Machine_Learning[0]
How I discovered machine learning
Entering the World of Machine Learning: Index 0
What is machine learning? That was the question I faced several weeks ago.
My first introduction was at an event I attended on a whim because a doctor (MD) would be attending as a speaker. The talk revealed general adversarial networks (GANs) and their mind-boggling power and varieties, as well as, convolutional neural networks (CNNs) that could perform at the same discerning level as the average radiologist. It was incredible to think that with the laptop in my backpack I could design a neural network capable of discerning images at approximately the same level as a human who spent years honing their craft.
I took a 15 hour crash course I found on YouTube and learned all the fundamentals of how a neural network was built (its architecture) and how it “learned.” It was honestly quite a spectacle and rigorous. For anyone who wishes to enter the field, it is definitely necessary to at least have a foundational understanding of matrix algebra. Though understanding matrices and their operations are not necessary to create a model, it does facilitate the assimilation of new concepts and makes the whole idea of machine learning seem less whimsical and more mathematical.

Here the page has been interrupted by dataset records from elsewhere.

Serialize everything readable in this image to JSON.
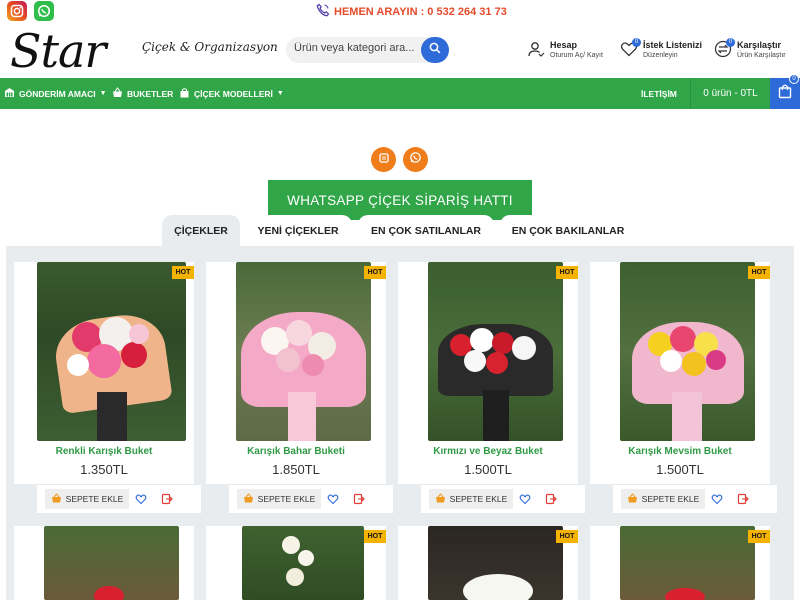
{
  "topbar": {
    "instagram_icon": "instagram-icon",
    "whatsapp_icon": "whatsapp-icon",
    "phone_text": "HEMEN ARAYIN : 0 532 264 31 73",
    "phone_icon": "phone-icon"
  },
  "brand": {
    "logo_text": "Star",
    "logo_subtitle": "Çiçek & Organizasyon"
  },
  "search": {
    "placeholder": "Ürün veya kategori ara..."
  },
  "header": {
    "account_title": "Hesap",
    "account_sub": "Oturum Aç/ Kayıt",
    "wishlist_title": "İstek Listenizi",
    "wishlist_sub": "Düzenleyin",
    "wishlist_count": "0",
    "compare_title": "Karşılaştır",
    "compare_sub": "Ürün Karşılaştır",
    "compare_count": "0"
  },
  "nav": {
    "items": [
      {
        "label": "GÖNDERİM AMACI",
        "dropdown": true
      },
      {
        "label": "BUKETLER",
        "dropdown": false
      },
      {
        "label": "ÇİÇEK MODELLERİ",
        "dropdown": true
      }
    ],
    "contact": "İLETİŞİM",
    "cart_summary": "0 ürün - 0TL",
    "cart_count": "0"
  },
  "banner": {
    "title": "WHATSAPP ÇİÇEK SİPARİŞ HATTI"
  },
  "tabs": [
    {
      "label": "ÇİÇEKLER",
      "active": true
    },
    {
      "label": "YENİ ÇİÇEKLER",
      "active": false
    },
    {
      "label": "EN ÇOK SATILANLAR",
      "active": false
    },
    {
      "label": "EN ÇOK BAKILANLAR",
      "active": false
    }
  ],
  "products": [
    {
      "name": "Renkli Karışık Buket",
      "price": "1.350TL",
      "badge": "HOT"
    },
    {
      "name": "Karışık Bahar Buketi",
      "price": "1.850TL",
      "badge": "HOT"
    },
    {
      "name": "Kırmızı ve Beyaz Buket",
      "price": "1.500TL",
      "badge": "HOT"
    },
    {
      "name": "Karışık Mevsim Buket",
      "price": "1.500TL",
      "badge": "HOT"
    }
  ],
  "second_row_badges": [
    "HOT",
    "HOT",
    "HOT"
  ],
  "add_to_cart_label": "SEPETE EKLE",
  "colors": {
    "green": "#31a648",
    "blue": "#2e6bd9",
    "orange": "#ef7d1a",
    "hot_badge": "#f5b301",
    "phone_red": "#e34b2b"
  }
}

In the end, the course only taught me the theory. It explained the power of CNNs and the mathematical operation called a “convolution” that they utilized. Though the course was definitely informative, it made me realize that the best way to learn is by “getting your hands dirty.” Working on a project forces you to actually understand the concepts and motivates you to learn. The field of machine learning is extremely vast. After getting the basics down of what constitutes a neural network, which only takes a few hours. Build. Experiment. Learn.

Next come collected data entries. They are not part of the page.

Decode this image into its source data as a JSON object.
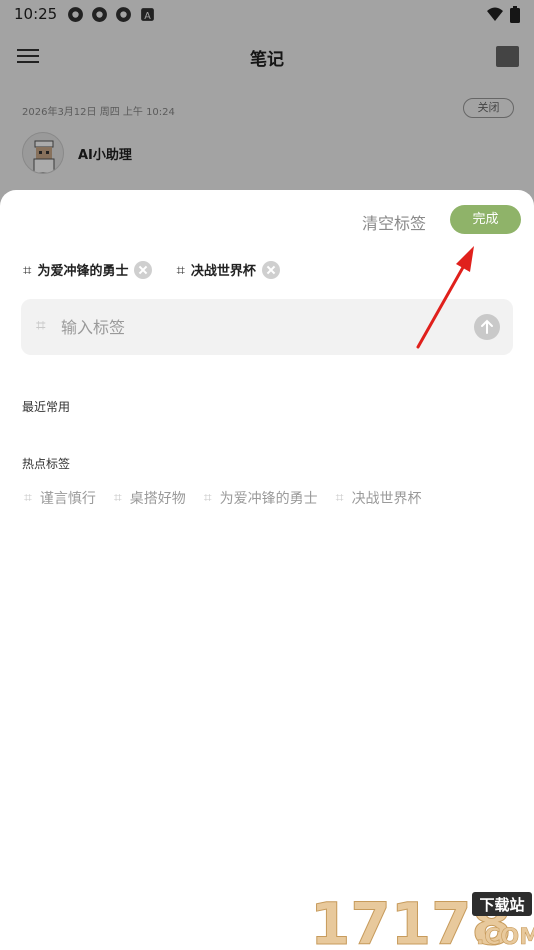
{
  "status_bar": {
    "time": "10:25"
  },
  "app_bar": {
    "title": "笔记"
  },
  "note": {
    "date": "2026年3月12日 周四 上午 10:24",
    "close_label": "关闭",
    "assistant_name": "AI小助理"
  },
  "sheet": {
    "clear_label": "清空标签",
    "done_label": "完成",
    "selected_tags": [
      {
        "label": "为爱冲锋的勇士"
      },
      {
        "label": "决战世界杯"
      }
    ],
    "input_placeholder": "输入标签",
    "recent_title": "最近常用",
    "hot_title": "热点标签",
    "hot_tags": [
      {
        "label": "谨言慎行"
      },
      {
        "label": "桌搭好物"
      },
      {
        "label": "为爱冲锋的勇士"
      },
      {
        "label": "决战世界杯"
      }
    ]
  },
  "colors": {
    "done_green": "#8fb369",
    "arrow_red": "#e0201c"
  },
  "watermark": {
    "main": "17178",
    "badge": "下载站",
    "suffix": ".COM"
  }
}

One of my favorite courses that adheres to this concept is FastAI which is a high-level package that is used to bolster the effectiveness and usage of the PyTorch library. It is too early to say anything, as I have only completed the first two chapters of the book and first three lessons of several. Nonetheless, it is an impactful, comprehensive course that truly motivates you with constant examples of application through Jupiter notebooks.
Time and deliberation will eventually make me capable of harnessing the utility of machine learning toward several projects in my undergraduate and future career.